I suffered my TBI nearly 10 yrs ago and I still can't remember things, forget what I was/am talking about, studder, and severe balance issues. In rehab they said "get use to the New Normal" well the New Normal...........Sucks.

To the person who commented on March 27th, Yes there is a way to connect with people in similar circumstances: on Facebook. There are many online TBI and TBI caregiver support forums on Facebook. If you join Facebook, use the FB search tool to find them "TBI Caregiver Support" is one.

I hate the fact that no one understands someone with a tbi on a social basis

Is there a way to connect with people in similar situations? I find support groups for my husband but none for myself.
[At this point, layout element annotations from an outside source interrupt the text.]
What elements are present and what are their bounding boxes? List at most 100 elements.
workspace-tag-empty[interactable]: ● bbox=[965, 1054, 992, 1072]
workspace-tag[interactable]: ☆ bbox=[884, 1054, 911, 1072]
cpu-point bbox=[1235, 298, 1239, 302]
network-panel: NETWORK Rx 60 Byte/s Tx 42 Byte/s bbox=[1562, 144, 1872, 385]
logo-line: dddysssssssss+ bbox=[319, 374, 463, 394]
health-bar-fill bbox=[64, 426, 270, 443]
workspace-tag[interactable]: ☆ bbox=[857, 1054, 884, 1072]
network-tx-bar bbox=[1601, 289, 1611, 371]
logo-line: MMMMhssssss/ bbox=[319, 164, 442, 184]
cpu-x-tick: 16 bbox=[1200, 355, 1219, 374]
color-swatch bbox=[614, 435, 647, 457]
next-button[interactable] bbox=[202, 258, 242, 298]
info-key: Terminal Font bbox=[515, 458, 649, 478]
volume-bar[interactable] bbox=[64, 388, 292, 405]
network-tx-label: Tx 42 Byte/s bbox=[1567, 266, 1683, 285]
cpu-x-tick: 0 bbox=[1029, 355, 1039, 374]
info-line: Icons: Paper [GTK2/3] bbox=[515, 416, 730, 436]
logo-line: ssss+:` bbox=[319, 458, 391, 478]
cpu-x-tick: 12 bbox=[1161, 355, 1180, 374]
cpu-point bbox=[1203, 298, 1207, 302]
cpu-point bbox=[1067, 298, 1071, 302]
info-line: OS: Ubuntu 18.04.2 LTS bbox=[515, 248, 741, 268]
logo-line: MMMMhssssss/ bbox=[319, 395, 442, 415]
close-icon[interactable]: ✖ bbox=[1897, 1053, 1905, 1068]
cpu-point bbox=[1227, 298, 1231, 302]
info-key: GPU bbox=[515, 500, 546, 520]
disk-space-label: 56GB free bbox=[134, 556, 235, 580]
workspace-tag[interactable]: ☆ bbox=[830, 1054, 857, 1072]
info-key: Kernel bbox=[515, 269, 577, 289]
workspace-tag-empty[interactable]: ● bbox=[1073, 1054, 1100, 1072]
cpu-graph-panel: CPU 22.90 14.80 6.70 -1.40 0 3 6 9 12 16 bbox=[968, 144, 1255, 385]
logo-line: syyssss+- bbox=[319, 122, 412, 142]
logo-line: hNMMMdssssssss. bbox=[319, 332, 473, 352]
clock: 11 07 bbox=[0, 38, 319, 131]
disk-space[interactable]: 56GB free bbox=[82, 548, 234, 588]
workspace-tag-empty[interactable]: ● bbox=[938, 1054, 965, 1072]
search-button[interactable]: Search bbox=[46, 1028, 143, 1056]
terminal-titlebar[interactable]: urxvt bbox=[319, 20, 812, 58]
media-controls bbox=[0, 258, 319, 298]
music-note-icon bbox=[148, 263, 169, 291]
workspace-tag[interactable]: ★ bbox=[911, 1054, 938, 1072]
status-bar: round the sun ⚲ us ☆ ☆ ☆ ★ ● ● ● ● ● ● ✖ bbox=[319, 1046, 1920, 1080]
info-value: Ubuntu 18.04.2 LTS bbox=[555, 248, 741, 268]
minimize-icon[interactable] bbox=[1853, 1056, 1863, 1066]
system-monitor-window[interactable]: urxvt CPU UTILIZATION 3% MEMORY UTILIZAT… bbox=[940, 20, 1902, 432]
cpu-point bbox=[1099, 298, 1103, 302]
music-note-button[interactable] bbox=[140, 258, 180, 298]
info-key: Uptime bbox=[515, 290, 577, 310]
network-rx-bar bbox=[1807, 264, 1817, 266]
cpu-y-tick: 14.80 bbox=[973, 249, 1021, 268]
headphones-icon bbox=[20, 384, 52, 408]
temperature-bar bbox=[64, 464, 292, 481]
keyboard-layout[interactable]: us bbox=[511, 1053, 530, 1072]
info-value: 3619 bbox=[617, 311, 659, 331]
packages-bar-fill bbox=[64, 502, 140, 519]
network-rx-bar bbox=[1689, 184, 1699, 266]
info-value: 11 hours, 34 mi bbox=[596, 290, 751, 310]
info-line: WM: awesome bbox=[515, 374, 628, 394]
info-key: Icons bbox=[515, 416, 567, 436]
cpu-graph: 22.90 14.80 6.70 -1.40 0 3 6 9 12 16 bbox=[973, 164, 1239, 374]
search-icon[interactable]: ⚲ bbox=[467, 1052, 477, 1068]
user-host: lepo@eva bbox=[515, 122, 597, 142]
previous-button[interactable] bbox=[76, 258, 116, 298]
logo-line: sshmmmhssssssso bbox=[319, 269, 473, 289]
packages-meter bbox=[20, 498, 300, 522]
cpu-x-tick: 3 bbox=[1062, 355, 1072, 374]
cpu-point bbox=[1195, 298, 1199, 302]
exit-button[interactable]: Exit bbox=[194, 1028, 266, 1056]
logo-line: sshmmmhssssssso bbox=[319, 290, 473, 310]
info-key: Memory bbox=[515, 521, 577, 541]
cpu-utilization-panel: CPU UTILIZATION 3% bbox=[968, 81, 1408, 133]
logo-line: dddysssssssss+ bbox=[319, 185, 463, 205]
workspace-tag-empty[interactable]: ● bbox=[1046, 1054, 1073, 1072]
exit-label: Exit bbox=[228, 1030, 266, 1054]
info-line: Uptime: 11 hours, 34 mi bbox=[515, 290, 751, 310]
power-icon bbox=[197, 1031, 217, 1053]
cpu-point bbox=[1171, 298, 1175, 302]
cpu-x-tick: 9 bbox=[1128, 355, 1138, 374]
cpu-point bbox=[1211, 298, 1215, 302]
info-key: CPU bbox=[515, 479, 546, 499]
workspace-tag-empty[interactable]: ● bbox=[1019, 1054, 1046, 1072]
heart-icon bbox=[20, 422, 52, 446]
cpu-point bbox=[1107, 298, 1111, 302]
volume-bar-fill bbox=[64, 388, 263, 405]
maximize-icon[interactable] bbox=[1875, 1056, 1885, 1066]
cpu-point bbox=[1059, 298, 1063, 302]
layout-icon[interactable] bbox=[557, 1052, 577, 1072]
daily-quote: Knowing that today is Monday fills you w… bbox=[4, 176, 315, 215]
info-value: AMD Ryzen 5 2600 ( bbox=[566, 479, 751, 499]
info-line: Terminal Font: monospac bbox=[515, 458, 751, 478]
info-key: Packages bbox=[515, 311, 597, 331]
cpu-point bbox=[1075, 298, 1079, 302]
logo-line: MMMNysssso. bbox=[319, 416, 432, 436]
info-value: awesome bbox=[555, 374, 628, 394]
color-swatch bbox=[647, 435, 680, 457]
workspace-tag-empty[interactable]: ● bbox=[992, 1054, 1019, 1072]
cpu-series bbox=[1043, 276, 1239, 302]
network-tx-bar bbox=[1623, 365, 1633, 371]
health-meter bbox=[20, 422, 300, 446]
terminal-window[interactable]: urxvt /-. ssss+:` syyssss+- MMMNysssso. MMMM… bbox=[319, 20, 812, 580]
I'm not sure your life is waiting for you and you've just stepped away. A life is waiting for you but as the wife of someone who suffered a severe TBI, the life that you walk back into is often unrecognizable.

Yes Rosemary, everything will work out in the end. Persistence and never giving in, remaining stalwart in one's believe is a higher power that lies dormant in a mass of people. Yes Rosemary, we have each experienced the elements available to "all" people...few are called and fewer respond when called...we responded and we claimed our heritage...that be "we are all Gods."

Chosen for this, chosen for that, or is it more a ramshackle of events that draws one to the edge of life and tests one's perseverance for continued earthly form?

One know's innately or doesn't...!!!

And so it be.

Art

Similarly, I wrote of my experience in "Fixing Boo Boo - a story of traumatic brain injury." It's about what we didn't know that we didn't know. It is many people's story.

So true. Small things my husband remembers brings a smile to my face. We are 19 months into our new life of tbi it has been so hard at times but with Gods love and our faith we are doing great. I was told at the beginning of our tbi life that this would be harder for me than my husband because I would remember our life before and more than likely he wouldn't oh how true. That can make me sad but as time goes by he remembers a little more. Maybe someday I can look back and laugh, just not now.

Thank you for a positive article. It scares when I read all negativity.  ðŸ’š

Thank you for sharing....that stuck place does finally open up.....I am ready.

You are so right. Life is frozen in time, it only exists outside of the hospital for weeks or months. And then one day . . .  the patient goes back home or to rehab, and the family sees life outside. There are people, actual real people crossing the street and I wondered if my son would be forever in a wheelchair and how would he cross the street? I went to a fast food restaurant seeing people working and I wonder, how will my son or when will my son ever work again? I see people experiencing life and i wonder, will he ever be able to do that again? But weeks and months of PT and OT go by and gradually he was  holding things then walking. It is most definitely a different way of life, and it certainly takes time to get used to all the extreme changes. But it happens. One minute at a time, one day at a time. Slowly. But it happens.